Pour autant, le projet ne tomberait pas à l’eau, foi d’experts. Pour l’histoire, au début des années 1970, les institutions financières de Bretton Woods et occidentales avaient refusé de financer les travaux de construction du barrage égyptien d’Assouan, l’ex-URSS et d’autres partenaires étaient venus à la rescousse du projet. Naturellement, d’autres partenaires de taille pourraient reprendre le projet Inga III si jamais la RD Congo et la Banque mondiale (derrière laquelle se camouflent des puissants intérêts financiers) ne revenaient aux meilleurs sentiments. Il s’agit notamment de l’EXIMBANK chinoise, ou encore de la banque des BRICS, créée justement pour concurrencer Bretton Woods, et dénommée New development Bank. Opérationnelle depuis début décembre 2015, la banque est financée par le Brésil, la Russie, l’Inde, la Chine et l’Afrique du Sud. Dirigé par l’Indien Kundapar Kamath, la banque dispose déjà d’une bourse de 50 milliards de dollars.
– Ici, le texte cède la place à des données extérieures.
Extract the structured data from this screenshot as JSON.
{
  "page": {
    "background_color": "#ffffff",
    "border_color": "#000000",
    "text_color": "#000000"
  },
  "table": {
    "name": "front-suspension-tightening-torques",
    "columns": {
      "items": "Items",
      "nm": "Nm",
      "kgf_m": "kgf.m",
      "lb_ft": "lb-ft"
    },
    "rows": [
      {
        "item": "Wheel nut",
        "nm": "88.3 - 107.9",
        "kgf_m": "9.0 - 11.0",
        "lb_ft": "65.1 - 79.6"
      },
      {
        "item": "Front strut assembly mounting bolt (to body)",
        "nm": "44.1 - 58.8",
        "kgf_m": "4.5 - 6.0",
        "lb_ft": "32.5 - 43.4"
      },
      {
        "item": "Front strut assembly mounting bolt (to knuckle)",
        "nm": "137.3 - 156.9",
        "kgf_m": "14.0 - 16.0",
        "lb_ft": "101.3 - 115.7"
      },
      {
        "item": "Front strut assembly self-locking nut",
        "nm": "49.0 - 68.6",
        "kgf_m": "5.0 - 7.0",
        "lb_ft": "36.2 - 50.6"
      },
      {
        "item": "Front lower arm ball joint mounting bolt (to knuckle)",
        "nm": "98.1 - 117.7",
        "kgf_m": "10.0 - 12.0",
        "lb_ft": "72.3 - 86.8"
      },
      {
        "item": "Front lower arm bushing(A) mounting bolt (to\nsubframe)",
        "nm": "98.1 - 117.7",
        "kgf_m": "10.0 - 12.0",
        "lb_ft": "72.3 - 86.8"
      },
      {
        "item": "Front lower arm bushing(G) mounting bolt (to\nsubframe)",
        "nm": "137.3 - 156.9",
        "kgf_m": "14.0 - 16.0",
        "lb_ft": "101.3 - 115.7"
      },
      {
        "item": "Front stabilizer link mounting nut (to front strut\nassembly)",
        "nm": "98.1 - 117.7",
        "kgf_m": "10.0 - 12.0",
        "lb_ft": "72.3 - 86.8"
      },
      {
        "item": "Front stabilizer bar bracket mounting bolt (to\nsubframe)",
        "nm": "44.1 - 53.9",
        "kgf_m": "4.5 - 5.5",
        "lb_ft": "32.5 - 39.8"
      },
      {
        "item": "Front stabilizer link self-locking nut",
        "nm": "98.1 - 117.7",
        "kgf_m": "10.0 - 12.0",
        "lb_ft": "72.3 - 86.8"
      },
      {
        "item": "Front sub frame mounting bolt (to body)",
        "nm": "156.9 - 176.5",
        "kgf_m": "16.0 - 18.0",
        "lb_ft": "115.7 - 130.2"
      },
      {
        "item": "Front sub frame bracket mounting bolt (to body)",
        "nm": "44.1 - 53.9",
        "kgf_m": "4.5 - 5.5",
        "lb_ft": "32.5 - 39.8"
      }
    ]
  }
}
D’après un document interne du ministère rd-congolais de l’Economie, “le choix d’un concessionnaire pour INGA III est prévu pour le deuxième semestre de 2016. La signature d’un contrat de concession est envisagée pour la fin de 2017. La période de construction du projet sera de 6 à 7 ans“.
“Les contrats d’achats et de vente d’énergie seront négociés en parallèle avec chaque acheteur avant la signature du contrat de concession“. Nous y reviendrons.